Les arguments en faveur de la voiture à trois essieux par rapport à celle à deux essieux sont de l’ordre de la stabilité et de la sécurité. Une voiture plus longue est moins soumise à des mouvements de lacet, mais allonger le châssis, donc augmenter la distance séparant les deux essieux, c’est donc augmenter d’autant le porte-à-faux central et la tendance à la flexion vers le bas du centre du châssis.
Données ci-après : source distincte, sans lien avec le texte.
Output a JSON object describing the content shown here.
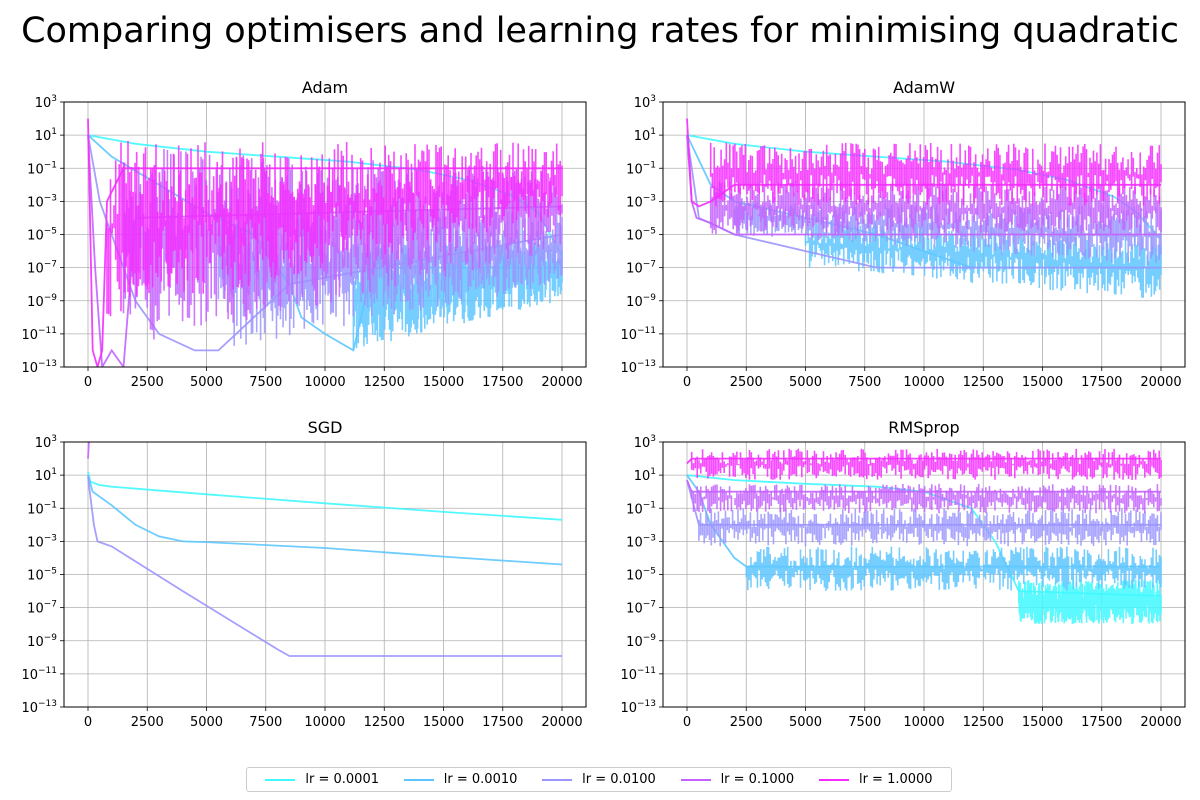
{
  "figure": {
    "title": "Comparing optimisers and learning rates for minimising quadratic"
  },
  "legend": {
    "items": [
      {
        "label": "lr = 0.0001",
        "color": "#40f8ff"
      },
      {
        "label": "lr = 0.0010",
        "color": "#5ec6ff"
      },
      {
        "label": "lr = 0.0100",
        "color": "#9b95fe"
      },
      {
        "label": "lr = 0.1000",
        "color": "#c462ff"
      },
      {
        "label": "lr = 1.0000",
        "color": "#f52cff"
      }
    ]
  },
  "chart_data": [
    {
      "type": "line",
      "title": "Adam",
      "xlim": [
        0,
        20000
      ],
      "ylim": [
        1e-13,
        1000
      ],
      "yscale": "log",
      "grid": true,
      "x_ticks": [
        "0",
        "2500",
        "5000",
        "7500",
        "10000",
        "12500",
        "15000",
        "17500",
        "20000"
      ],
      "y_ticks": [
        "10^3",
        "10^1",
        "10^-1",
        "10^-3",
        "10^-5",
        "10^-7",
        "10^-9",
        "10^-11",
        "10^-13"
      ],
      "series": [
        {
          "name": "lr = 0.0001",
          "color": "#40f8ff",
          "x": [
            0,
            2000,
            5000,
            8000,
            11000,
            14000,
            16000,
            18000,
            19000,
            20000
          ],
          "y": [
            10,
            3,
            1,
            0.5,
            0.25,
            0.08,
            0.02,
            0.002,
            0.0002,
            5e-07
          ]
        },
        {
          "name": "lr = 0.0010",
          "color": "#5ec6ff",
          "x": [
            0,
            1000,
            3000,
            5000,
            7000,
            8500,
            9000,
            10000,
            11200,
            12000,
            14000,
            17000,
            20000
          ],
          "y": [
            10,
            0.5,
            0.01,
            0.0002,
            1e-05,
            1e-08,
            1e-10,
            1e-11,
            1e-12,
            1e-07,
            1e-07,
            1e-07,
            1e-07
          ],
          "band_x": [
            11200,
            20000
          ],
          "band_low": [
            1e-12,
            1e-09
          ],
          "band_high": [
            2e-06,
            5e-06
          ]
        },
        {
          "name": "lr = 0.0100",
          "color": "#9b95fe",
          "x": [
            0,
            500,
            2000,
            3000,
            4500,
            5500,
            8500,
            20000
          ],
          "y": [
            10,
            0.001,
            1e-09,
            1e-11,
            1e-12,
            1e-12,
            1e-08,
            1e-05
          ],
          "band_x": [
            5500,
            20000
          ],
          "band_low": [
            1e-12,
            1e-08
          ],
          "band_high": [
            0.001,
            0.0002
          ]
        },
        {
          "name": "lr = 0.1000",
          "color": "#c462ff",
          "x": [
            0,
            300,
            600,
            1000,
            1500,
            2000,
            20000
          ],
          "y": [
            10,
            1e-07,
            1e-13,
            1e-12,
            1e-13,
            0.0001,
            0.0005
          ],
          "band_x": [
            1500,
            20000
          ],
          "band_low": [
            1e-12,
            1e-06
          ],
          "band_high": [
            2,
            0.1
          ]
        },
        {
          "name": "lr = 1.0000",
          "color": "#f52cff",
          "x": [
            0,
            200,
            400,
            600,
            800,
            1500,
            20000
          ],
          "y": [
            100,
            1e-12,
            1e-13,
            1e-12,
            0.001,
            0.1,
            0.1
          ],
          "band_x": [
            800,
            20000
          ],
          "band_low": [
            1e-10,
            0.0001
          ],
          "band_high": [
            5,
            4
          ]
        }
      ]
    },
    {
      "type": "line",
      "title": "AdamW",
      "xlim": [
        0,
        20000
      ],
      "ylim": [
        1e-13,
        1000
      ],
      "yscale": "log",
      "grid": true,
      "x_ticks": [
        "0",
        "2500",
        "5000",
        "7500",
        "10000",
        "12500",
        "15000",
        "17500",
        "20000"
      ],
      "y_ticks": [
        "10^3",
        "10^1",
        "10^-1",
        "10^-3",
        "10^-5",
        "10^-7",
        "10^-9",
        "10^-11",
        "10^-13"
      ],
      "series": [
        {
          "name": "lr = 0.0001",
          "color": "#40f8ff",
          "x": [
            0,
            2000,
            5000,
            8000,
            11000,
            14000,
            16000,
            18000,
            19000,
            20000
          ],
          "y": [
            10,
            3,
            1,
            0.5,
            0.25,
            0.08,
            0.02,
            0.002,
            0.0002,
            5e-06
          ]
        },
        {
          "name": "lr = 0.0010",
          "color": "#5ec6ff",
          "x": [
            0,
            1000,
            2000,
            5000,
            8000,
            10000,
            12000,
            15000,
            20000
          ],
          "y": [
            10,
            0.01,
            0.001,
            0.0001,
            1e-05,
            1e-06,
            1e-07,
            1e-07,
            1e-07
          ],
          "band_x": [
            5000,
            20000
          ],
          "band_low": [
            1e-07,
            1e-09
          ],
          "band_high": [
            0.0001,
            1e-05
          ]
        },
        {
          "name": "lr = 0.0100",
          "color": "#9b95fe",
          "x": [
            0,
            500,
            2000,
            5000,
            8000,
            10000,
            15000,
            20000
          ],
          "y": [
            10,
            0.0001,
            1e-05,
            1e-06,
            1e-07,
            1e-07,
            1e-07,
            1e-07
          ],
          "band_x": [
            2000,
            20000
          ],
          "band_low": [
            1e-05,
            1e-07
          ],
          "band_high": [
            0.001,
            0.0005
          ]
        },
        {
          "name": "lr = 0.1000",
          "color": "#c462ff",
          "x": [
            0,
            200,
            400,
            1000,
            2000,
            5000,
            10000,
            20000
          ],
          "y": [
            10,
            0.001,
            0.0001,
            5e-05,
            1e-05,
            1e-05,
            1e-05,
            1e-05
          ],
          "band_x": [
            1000,
            20000
          ],
          "band_low": [
            1e-05,
            1e-05
          ],
          "band_high": [
            0.02,
            0.01
          ]
        },
        {
          "name": "lr = 1.0000",
          "color": "#f52cff",
          "x": [
            0,
            200,
            500,
            1000,
            2000,
            20000
          ],
          "y": [
            100,
            0.001,
            0.0005,
            0.001,
            0.01,
            0.01
          ],
          "band_x": [
            1000,
            20000
          ],
          "band_low": [
            0.0005,
            0.0005
          ],
          "band_high": [
            4,
            3
          ]
        }
      ]
    },
    {
      "type": "line",
      "title": "SGD",
      "xlim": [
        0,
        20000
      ],
      "ylim": [
        1e-13,
        1000
      ],
      "yscale": "log",
      "grid": true,
      "x_ticks": [
        "0",
        "2500",
        "5000",
        "7500",
        "10000",
        "12500",
        "15000",
        "17500",
        "20000"
      ],
      "y_ticks": [
        "10^3",
        "10^1",
        "10^-1",
        "10^-3",
        "10^-5",
        "10^-7",
        "10^-9",
        "10^-11",
        "10^-13"
      ],
      "series": [
        {
          "name": "lr = 0.0001",
          "color": "#40f8ff",
          "x": [
            0,
            100,
            500,
            1000,
            5000,
            10000,
            15000,
            20000
          ],
          "y": [
            15,
            4,
            2.5,
            2,
            0.7,
            0.2,
            0.06,
            0.02
          ]
        },
        {
          "name": "lr = 0.0010",
          "color": "#5ec6ff",
          "x": [
            0,
            200,
            1000,
            2000,
            3000,
            4000,
            5000,
            10000,
            15000,
            20000
          ],
          "y": [
            10,
            1,
            0.15,
            0.01,
            0.002,
            0.001,
            0.0009,
            0.0004,
            0.00012,
            4e-05
          ]
        },
        {
          "name": "lr = 0.0100",
          "color": "#9b95fe",
          "x": [
            0,
            100,
            250,
            400,
            1000,
            4000,
            8000,
            8500,
            20000
          ],
          "y": [
            8,
            0.5,
            0.01,
            0.001,
            0.0005,
            1e-06,
            3e-10,
            1.2e-10,
            1.2e-10
          ]
        },
        {
          "name": "lr = 0.1000",
          "color": "#c462ff",
          "x": [
            0,
            40
          ],
          "y": [
            100,
            1000
          ]
        },
        {
          "name": "lr = 1.0000",
          "color": "#f52cff",
          "x": [
            0,
            20
          ],
          "y": [
            1000,
            1000
          ]
        }
      ]
    },
    {
      "type": "line",
      "title": "RMSprop",
      "xlim": [
        0,
        20000
      ],
      "ylim": [
        1e-13,
        1000
      ],
      "yscale": "log",
      "grid": true,
      "x_ticks": [
        "0",
        "2500",
        "5000",
        "7500",
        "10000",
        "12500",
        "15000",
        "17500",
        "20000"
      ],
      "y_ticks": [
        "10^3",
        "10^1",
        "10^-1",
        "10^-3",
        "10^-5",
        "10^-7",
        "10^-9",
        "10^-11",
        "10^-13"
      ],
      "series": [
        {
          "name": "lr = 0.0001",
          "color": "#40f8ff",
          "x": [
            0,
            2000,
            5000,
            8000,
            10000,
            12000,
            13000,
            14000,
            20000
          ],
          "y": [
            10,
            5,
            3,
            2,
            1,
            0.1,
            0.001,
            1e-06,
            5e-07
          ],
          "band_x": [
            14000,
            20000
          ],
          "band_low": [
            1e-08,
            1e-08
          ],
          "band_high": [
            5e-06,
            5e-06
          ]
        },
        {
          "name": "lr = 0.0010",
          "color": "#5ec6ff",
          "x": [
            0,
            500,
            1000,
            2000,
            2500,
            20000
          ],
          "y": [
            10,
            1,
            0.01,
            0.0001,
            3e-05,
            3e-05
          ],
          "band_x": [
            2500,
            20000
          ],
          "band_low": [
            1e-06,
            1e-06
          ],
          "band_high": [
            0.0005,
            0.0005
          ]
        },
        {
          "name": "lr = 0.0100",
          "color": "#9b95fe",
          "x": [
            0,
            500,
            1000,
            20000
          ],
          "y": [
            5,
            0.01,
            0.01,
            0.01
          ],
          "band_x": [
            500,
            20000
          ],
          "band_low": [
            0.0005,
            0.0005
          ],
          "band_high": [
            0.1,
            0.1
          ]
        },
        {
          "name": "lr = 0.1000",
          "color": "#c462ff",
          "x": [
            0,
            200,
            20000
          ],
          "y": [
            5,
            1,
            1
          ],
          "band_x": [
            200,
            20000
          ],
          "band_low": [
            0.05,
            0.05
          ],
          "band_high": [
            3,
            3
          ]
        },
        {
          "name": "lr = 1.0000",
          "color": "#f52cff",
          "x": [
            0,
            200,
            20000
          ],
          "y": [
            50,
            100,
            100
          ],
          "band_x": [
            200,
            20000
          ],
          "band_low": [
            5,
            5
          ],
          "band_high": [
            400,
            400
          ]
        }
      ]
    }
  ]
}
La présence d’un essieu supplémentaire au centre du châssis soulage ce dernier de cette tendance.

Un autre argument existe : la crainte des bris de roues ou d’essieux, qui est encore très forte à une époque où l’on maîtrise mal les problèmes de la métallurgie. Une rupture d’essieu sur une voiture à 6 roues laisse encore à 4 roues le soin d’assurer la stabilité de la voiture, alors que sur une voiture à 4 roues, plus aucun espoir n’est permis.

C’est pourquoi, vers 1890, le matériel roulant voyageurs « haut de gamme » du PLM est à trois essieux, avec de superbes voitures à couloir latéral, toilettes, intercommunication, ceci dans les trois classes. Elles n’ont rien à envier aux voitures à bogies les plus perfectionnées de l’époque, si ce n’est une caisse un peu plus courte limitée à 5, 6 ou 7 compartiments selon les classes.
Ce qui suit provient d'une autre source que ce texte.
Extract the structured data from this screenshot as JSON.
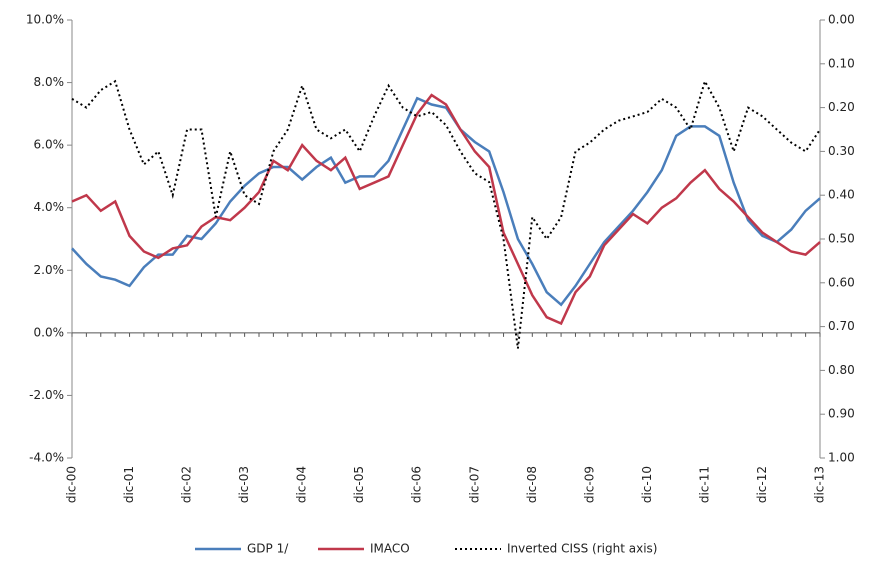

Or, pendant ce temps, le matériel voyageurs américain fête le quarantième anniversaire de sa pratique du bogie, puisqu’il est pratiquement totalement sur bogies, marchandises compris, ceci depuis les années 1840-1850. Pourquoi ce retard européen ? Et s’agit-il réellement d’un retard ou est-ce un choix délibéré ?

Train américain de type courant vers 1870: le matériel est entièrement sur bogies, tender compris. Les ingénieurs européens expliquent que le mauvais état ou la mauvaise pose des voies américaines impose le bogie ne fut-ce que pour éviter les déraillements.
Voiture américaine primitive: dès 1830, lors des débuts de l’aventure ferroviaire américaine, le bogie s’impose à l’ensemble du matériel roulant remorqué, marchandises et voyageurs, et aussi à l’avant sur les locomotives.
Un « dortoir-palace » (sic) américain des années 1860-1870: si la voiture-lits s’impose, et séduit un jeune voyageur belge Gorges Nagelmackers, elle est, comme toutes les voitures et wagons américains, sur bogies. Le dessinateur, ici, a exagéré la générosité des espaces intérieurs dans un but publicitaire très évident.
Publicité en faveur des ocmpagnies ayant des lignes à quatre voies, ce qui garantit les horaires en séparant les flux voyageurs et marchandises. Le bogie, en tous cas, domine la situation des uns et des autres.

Les préjugés contre le bogie.

Dans l’esprit des ingénieurs des réseaux européens des années 1850 à 1870, le bogie est totalement assimilé à la pratique américaine. On l’appelle d’ailleurs « train américain » ou « chariot américain ».

Il est à ce point assimilé au chemin de fer américain qu’il est synonyme d’une autre pratique américaine de l’époque : la voie de qualité médiocre, posée en hâte et à moindre coût. Dans un élan de libéralisme sauvage et de concurrence bien pensée, les compagnies américaines sont mises en compétition pour la construction des lignes, et plusieurs chantiers démarrent simultanément – quitte à ce que, de nuit, les ouvriers de l’un aillent détruire ou saboter l’autre ! Il s’agit, pour ces compagnies, d’arriver la première à l’autre bout de l’itinéraire mis sur le marché, et de toucher ainsi la prime généreusement versée dès l’arrivée du premier train en gare. Après, pour ce qui est de l’exploitation quotidienne et durable, on verra… Notons que, au XXe siècle, certains grands réseaux américains (Pennsylvania, New-York Central, etc) se distingueront par la qualité exceptionnelle de leurs voies posées avec des rails très lourds de 60 kg/m que l’Europe ignore encore.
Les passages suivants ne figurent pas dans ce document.